Besides, Blinken and Harris’s visits do not carry the needed weight, Hudson said. Biden’s former boss, President Barack Obama, visited Africa eight times.
“Presidential trips to Africa are rare enough that they always matter, though admittedly, this one would matter less coming as it does at the very end of a lame-duck presidency”, he added.
In contrast, China’s Xi Jinping has visited the continent thrice. His last visit was to South Africa in August 2023 for a summit of BRICS (Brazil, India, China, and South Africa) – a group analysts say wants to rival the Group of Seven countries. Analysts noted how Xi personally met with many African leaders in Beijing during the China-Africa summit in September when they took them on a tour of the capital.
Russia’s Vladimir Putin too was in South Africa in 2013 for a BRICS meeting. Due to international pressure on Pretoria to arrest him in March 2023 for his war in Ukraine, he was forced to participate in the meeting last year online.
Even Biden’s decision to visit Angola – if that happens – is faulty, critics say. Both sides have praised improved air connectivity and increased trade ties. A space exploration agreement was even signed by them last year.
More importantly, though, Angola is attractive to the US because of the Lobito Corridor, an unfinished $1bn railway project that will see precious minerals from the DRC transported to Angola’s Lobito port.
The US has pumped $3bn into the project. However, some say that this appears to be Biden’s biggest legacy on the continent is odd. The deal ultimately focuses on taking resources and resembles the “exploitation” the US has accused China of undertaking on the continent, some note.
While Biden’s government lauds Angola as a close ally and “regional leader”, some Angolans are sceptical of the relationship.
President Lourenco’s government is deeply unpopular because of high living costs, corruption, and mounting human rights abuses. In June, authorities opened fire on protesters angry at inflation, killing eight people in the central Huambo province. In several cities across the nation, several others were detained.
Lourenco’s People’s Movement for the Liberation of Angola (MPLA) party, which has been in power since independence from Portugal in 1975, is also in the throes of an internal power struggle that has weakened the president’s image.
Even when he hosted Lourenco in the White House in November, Biden has not touched on these rights. His closeness to Lourenco, experts say, could be seen as emboldening the Angolan government.
“Lourenco has made significant lobbying investments to strengthen his standing in Washington. However, at home, he faces protests”, said Florindo Chivuvute, director of Friends of Angola, a group advocating for stronger democratic values in Angola and based in Luanda and Washington, DC.
In an effort to catch up, the US should not compromise its fundamental principles of democracy and human rights. These characteristics set the US apart from China, he said, and they are echoed by Angolans.
Angola warmed to the US only recently. Historically, the country leaned towards Russia, and in the early 2000s, towards China. Instead of using financial institutions like the World Bank, the previous government opted for Chinese loans.
However, many Angolans believed that the political elite would only benefit from a infamous obscurity, which experts claim is related to Chinese funding.
For Biden, wrenching Angola from China or Russia might be seen as a success, but experts say it is not one many Angolans recognise.

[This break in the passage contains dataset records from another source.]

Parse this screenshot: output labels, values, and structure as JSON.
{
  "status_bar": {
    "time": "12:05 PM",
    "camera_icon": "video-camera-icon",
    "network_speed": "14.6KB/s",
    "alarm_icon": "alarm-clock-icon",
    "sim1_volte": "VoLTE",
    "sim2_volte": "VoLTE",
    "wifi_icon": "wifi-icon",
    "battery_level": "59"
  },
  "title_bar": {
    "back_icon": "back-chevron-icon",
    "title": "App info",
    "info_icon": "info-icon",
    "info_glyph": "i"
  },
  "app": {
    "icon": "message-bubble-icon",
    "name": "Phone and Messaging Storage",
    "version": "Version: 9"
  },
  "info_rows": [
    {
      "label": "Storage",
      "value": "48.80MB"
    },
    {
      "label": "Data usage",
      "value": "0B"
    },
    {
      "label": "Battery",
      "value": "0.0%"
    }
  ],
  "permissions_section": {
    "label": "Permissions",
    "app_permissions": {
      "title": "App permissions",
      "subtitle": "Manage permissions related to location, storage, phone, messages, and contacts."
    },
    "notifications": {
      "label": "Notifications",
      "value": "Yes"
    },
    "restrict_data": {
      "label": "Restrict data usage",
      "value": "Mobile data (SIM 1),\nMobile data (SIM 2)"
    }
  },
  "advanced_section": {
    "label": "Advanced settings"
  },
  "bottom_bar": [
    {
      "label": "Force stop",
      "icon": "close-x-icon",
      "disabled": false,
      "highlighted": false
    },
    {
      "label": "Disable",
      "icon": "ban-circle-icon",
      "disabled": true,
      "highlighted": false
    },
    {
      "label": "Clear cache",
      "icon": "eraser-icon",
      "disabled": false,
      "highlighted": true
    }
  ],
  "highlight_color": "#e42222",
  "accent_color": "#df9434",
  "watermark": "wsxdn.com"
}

According to analysts, Biden has little to do now to strengthen his fragile African legacy now that his term has come to an end.
According to Hudson, who he will pass the baton will determine even the few successes he has now. While Harris might not sway too far from her predecessor, Trump’s “shithole” nations comment about African countries is still fresh for many.
Biden’s unfulfilled promises will always be a stain, though.
According to Hudson, “the issue with unmet expectations is that they sting more than promises never made.”